The winningest coach in Westwood will now be on the pool deck twice as often.
Adam Wright, who has coached the men’s water polo team for the last eight seasons, was also named coach of the UCLA women’s water polo team Thursday afternoon.
In addition to winning the Bruins’ two most recent national championships, the two-time Division I Coach of the Year has the highest winning percentage among active NCAA coaches, and the highest winning percentage for any coach in UCLA history. It ranks nearly six full points higher than John Wooden’s.
Of his 206 total wins at the helm of the men’s program, 57 came in consecutive fashion, which broke the NCAA men’s water polo record for most victories in a row.
[Related: Men’s water polo coach Adam Wright hits 200th career win]
Wright takes the reins from Brandon Brooks, who coached the women’s team to three second-place finishes from 2010-2017, and to four Mountain Pacific Sports Federation championships.
Wright’s total gross pay was $198,835, with Brooks’ coming in at $128,509 in 2015 per transparentcalifornia.com.
Before Brooks took over for now-women’s senior national team coach Adam Krikorian, the women’s team had won five straight national championships. Krikorian was the most recent UCLA coach to head up both the men’s and women’s water polo programs. USC’s water polo coach, Jovan Vavic, also coaches both teams.

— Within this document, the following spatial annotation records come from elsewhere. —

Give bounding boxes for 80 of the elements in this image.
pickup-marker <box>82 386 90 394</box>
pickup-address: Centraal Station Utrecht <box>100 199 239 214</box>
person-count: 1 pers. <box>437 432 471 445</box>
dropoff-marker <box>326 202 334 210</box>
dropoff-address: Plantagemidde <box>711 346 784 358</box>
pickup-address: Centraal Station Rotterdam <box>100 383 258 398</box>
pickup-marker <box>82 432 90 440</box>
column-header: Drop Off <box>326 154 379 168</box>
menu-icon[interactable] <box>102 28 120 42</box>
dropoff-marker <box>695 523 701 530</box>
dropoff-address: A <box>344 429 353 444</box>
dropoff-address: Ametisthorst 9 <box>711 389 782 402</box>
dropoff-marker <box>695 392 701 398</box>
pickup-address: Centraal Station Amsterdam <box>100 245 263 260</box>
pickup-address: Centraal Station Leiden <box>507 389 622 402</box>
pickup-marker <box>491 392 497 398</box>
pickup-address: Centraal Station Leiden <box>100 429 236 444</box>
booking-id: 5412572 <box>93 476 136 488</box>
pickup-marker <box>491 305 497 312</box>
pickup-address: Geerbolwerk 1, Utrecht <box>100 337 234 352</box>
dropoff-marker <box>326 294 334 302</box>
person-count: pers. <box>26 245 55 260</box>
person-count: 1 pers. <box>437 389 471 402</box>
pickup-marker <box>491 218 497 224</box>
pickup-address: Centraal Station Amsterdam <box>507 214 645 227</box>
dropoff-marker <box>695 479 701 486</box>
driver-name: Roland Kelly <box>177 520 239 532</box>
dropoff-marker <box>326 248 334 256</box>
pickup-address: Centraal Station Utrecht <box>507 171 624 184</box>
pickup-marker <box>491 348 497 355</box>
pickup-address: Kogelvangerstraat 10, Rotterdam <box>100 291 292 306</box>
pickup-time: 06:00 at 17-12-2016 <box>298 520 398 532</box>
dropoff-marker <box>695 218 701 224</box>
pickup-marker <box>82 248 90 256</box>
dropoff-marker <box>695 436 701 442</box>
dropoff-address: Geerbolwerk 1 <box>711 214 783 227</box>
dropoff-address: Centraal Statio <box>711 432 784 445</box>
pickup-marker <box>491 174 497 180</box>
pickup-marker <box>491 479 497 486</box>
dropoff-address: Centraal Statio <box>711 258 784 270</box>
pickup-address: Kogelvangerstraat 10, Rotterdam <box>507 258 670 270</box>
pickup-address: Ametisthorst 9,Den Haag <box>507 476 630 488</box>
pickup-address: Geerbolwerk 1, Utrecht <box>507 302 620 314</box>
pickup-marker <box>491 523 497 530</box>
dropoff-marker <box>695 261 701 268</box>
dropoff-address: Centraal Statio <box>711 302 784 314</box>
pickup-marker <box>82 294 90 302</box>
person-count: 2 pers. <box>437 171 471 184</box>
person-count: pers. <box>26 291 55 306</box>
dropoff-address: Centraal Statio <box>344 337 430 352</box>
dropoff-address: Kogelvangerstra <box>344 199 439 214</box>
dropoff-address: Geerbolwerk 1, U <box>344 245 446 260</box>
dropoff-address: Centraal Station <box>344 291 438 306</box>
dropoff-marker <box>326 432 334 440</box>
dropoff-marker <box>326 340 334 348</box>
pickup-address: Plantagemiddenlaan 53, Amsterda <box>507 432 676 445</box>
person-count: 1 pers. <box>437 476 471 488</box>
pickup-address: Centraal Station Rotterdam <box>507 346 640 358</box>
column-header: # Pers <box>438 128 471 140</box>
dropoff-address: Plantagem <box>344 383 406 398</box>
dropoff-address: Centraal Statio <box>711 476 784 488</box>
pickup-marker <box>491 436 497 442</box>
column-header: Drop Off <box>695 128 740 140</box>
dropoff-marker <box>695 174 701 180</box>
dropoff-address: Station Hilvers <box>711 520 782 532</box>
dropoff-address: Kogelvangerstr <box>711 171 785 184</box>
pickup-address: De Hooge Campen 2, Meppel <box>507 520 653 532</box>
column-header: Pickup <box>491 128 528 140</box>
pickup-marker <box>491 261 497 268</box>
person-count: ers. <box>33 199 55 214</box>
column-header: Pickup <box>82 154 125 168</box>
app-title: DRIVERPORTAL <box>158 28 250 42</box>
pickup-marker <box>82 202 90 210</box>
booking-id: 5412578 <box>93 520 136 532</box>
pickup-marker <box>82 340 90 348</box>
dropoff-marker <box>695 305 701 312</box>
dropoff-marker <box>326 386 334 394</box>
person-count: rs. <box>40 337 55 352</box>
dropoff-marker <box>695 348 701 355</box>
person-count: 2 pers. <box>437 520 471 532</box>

This year, UCLA had the No. 1 seed in the NCAA Tournament after a one-loss regular season campaign, but fell to No. 2 Stanford in the national championship game.
[Related: Women’s water polo drops NCAA championship to Stanford in the final minute]
UCLA, with Wright now at the helm, will enter 2018 without a star-studded senior class that included Olympian and UCLA record-holder Rachel Fattal, as well as senior national team members Kodi Hill and Alys Williams, but will return rising sophomore leading scorer Maddie Musselman and rising junior starting goalie Carlee Kapana.